Lilah’s eyes widened and she set down the coffee cup she’d been about to drink from. “Oh my God, you are blushing.”
“I don’t blush.”
“I know, but you just did. What happened?”
“Nothing happened! I told you, I said goodbye. Okay, if you want to be technical about it, I…kissed him goodbye. Happy now? You’re as bad a gossip as Antoinette.”
“I don’t gossip, I plumb the depths. You like this guy, don’t you?” Lilah held up her hand before I could protest. “Don’t split hairs with me, counselor. You know what I mean. Of course you like him; he’s a nice guy, risked his life to save yours, blah blah blah. But you like him, like him. Don’t you?”
“Wrong.”
“You just said he’s distracting. How can he be distracting if you’re never going to see him again?”
“Because…” I toyed with my pen. “My brain is stuck in the bank and he was there. Talking to the F.B.I. helped but I still think about him…about Cory. A lot. Maybe Antoinette was right. I need to see this therapist. So I can move on.”
Lilah nodded. “Come on. The waiter’s giving us dirty looks for hogging the table.”
We left the restaurant and stood together under the awning out front while the valets brought our cars around. Lilah turned and took me by the shoulders. “I love you,” she said, giving me a fierce hug. “And I want you to know that it’s okay.”
“What’s okay?”
“To let go.” Lilah released me and looked away. “It’s hard at first. When I divorced Ted, I was a pariah. I still am in some ways.”
“No, Lilah—”
“Yes, Alex. Rashida won’t even look me in the eye and if Minnie gives me that lower-lip pity pout one more time I’m going to sock her one.”
“Has it been…hard?” I asked and then muttered a curse. “Of course it has. And I’ve been a terrible friend, wrapped up in my work.”

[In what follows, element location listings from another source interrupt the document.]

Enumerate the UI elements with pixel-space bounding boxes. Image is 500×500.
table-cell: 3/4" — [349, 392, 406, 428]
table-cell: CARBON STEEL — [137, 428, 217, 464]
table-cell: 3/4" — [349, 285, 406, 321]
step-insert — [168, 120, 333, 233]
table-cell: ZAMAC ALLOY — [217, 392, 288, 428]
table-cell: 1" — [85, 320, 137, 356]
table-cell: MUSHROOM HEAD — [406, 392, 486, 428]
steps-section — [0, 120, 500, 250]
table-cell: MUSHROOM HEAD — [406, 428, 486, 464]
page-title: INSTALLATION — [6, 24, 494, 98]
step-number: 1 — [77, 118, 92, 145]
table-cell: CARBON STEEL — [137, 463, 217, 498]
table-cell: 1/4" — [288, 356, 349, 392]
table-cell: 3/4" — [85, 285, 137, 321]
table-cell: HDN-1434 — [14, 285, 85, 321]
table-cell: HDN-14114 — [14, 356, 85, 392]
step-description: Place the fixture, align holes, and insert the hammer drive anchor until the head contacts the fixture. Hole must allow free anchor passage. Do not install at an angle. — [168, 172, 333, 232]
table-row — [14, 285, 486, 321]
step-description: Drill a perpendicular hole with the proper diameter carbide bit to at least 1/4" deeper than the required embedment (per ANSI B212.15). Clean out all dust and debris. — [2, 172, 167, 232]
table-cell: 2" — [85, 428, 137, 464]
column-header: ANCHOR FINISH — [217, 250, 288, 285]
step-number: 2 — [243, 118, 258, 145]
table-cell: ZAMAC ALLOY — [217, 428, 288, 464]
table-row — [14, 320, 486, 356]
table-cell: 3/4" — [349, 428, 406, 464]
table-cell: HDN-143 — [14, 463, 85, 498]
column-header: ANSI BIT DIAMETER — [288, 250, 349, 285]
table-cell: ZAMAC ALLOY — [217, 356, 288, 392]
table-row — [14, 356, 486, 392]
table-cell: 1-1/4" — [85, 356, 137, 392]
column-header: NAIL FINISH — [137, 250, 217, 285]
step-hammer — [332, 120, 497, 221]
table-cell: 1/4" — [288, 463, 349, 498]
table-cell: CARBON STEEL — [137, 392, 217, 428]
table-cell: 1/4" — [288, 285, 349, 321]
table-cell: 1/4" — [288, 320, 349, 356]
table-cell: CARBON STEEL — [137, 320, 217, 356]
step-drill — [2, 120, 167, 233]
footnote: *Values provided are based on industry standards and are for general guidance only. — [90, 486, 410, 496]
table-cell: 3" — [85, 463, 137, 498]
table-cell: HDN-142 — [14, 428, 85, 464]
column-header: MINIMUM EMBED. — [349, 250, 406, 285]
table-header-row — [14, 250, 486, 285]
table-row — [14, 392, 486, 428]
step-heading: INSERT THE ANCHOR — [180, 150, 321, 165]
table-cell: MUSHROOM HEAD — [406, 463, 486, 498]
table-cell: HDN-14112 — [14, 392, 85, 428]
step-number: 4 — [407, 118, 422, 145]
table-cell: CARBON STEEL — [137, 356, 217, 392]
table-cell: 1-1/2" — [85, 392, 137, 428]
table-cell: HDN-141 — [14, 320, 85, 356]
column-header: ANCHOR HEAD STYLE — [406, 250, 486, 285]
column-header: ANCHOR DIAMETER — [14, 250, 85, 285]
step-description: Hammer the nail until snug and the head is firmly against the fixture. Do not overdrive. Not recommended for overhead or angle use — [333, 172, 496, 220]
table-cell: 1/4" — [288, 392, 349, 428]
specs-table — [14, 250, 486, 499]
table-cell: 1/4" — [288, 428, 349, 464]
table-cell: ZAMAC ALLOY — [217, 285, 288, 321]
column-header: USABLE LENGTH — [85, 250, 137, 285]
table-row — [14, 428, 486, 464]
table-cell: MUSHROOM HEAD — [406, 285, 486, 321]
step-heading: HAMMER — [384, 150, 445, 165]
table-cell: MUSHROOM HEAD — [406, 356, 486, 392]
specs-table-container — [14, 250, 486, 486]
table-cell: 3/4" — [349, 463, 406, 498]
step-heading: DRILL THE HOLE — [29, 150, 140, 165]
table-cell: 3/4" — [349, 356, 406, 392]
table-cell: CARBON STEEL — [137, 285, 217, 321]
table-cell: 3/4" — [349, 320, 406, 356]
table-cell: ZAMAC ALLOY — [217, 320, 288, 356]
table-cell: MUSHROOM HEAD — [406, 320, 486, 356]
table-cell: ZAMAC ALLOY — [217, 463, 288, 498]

“Yes, you were busy,” Lilah said with a dry smile. “You’re always busy. And I don’t mean you’re too busy for me. You’re too busy for you. Which is why I don’t think it’s a bad thing that you’re off work for three weeks. And while I don’t think it’s okay that you kissed another man when you’re still engaged to Drew, I think maybe you should think about how it made you feel. See? You don’t need Antoinette’s therapist, you have me.” Lilah grinned. “Tell me, how did it make you feel?”
Cherished. I felt cherished by Cory. But oh, Lilah, I didn’t just kiss him.
But I couldn’t tell her that. Telling anyone brought it into this life, made it real. Made me a disloyal cheater and that was something I never thought I could be.
The valet pulled up to the curb with Lilah’s BMW. She paused before climbing in. “When I divorced Ted, people—including my own mother—told me I was insane for letting such a catch get away. Never mind that ‘catch’ cheated on me with an intern two months after our wedding. It wasn’t Ted whom they cared so much about. It was the lifestyle they told me I was crazy to discard. The mutual friends, the social appearances, the security of our dual incomes…” She met my eye. “If you think it’s important, Alex, I can tell you right now, it’s not. Nowhere near as important as being happy. And alone and single and a pariah, I’m damn happy.”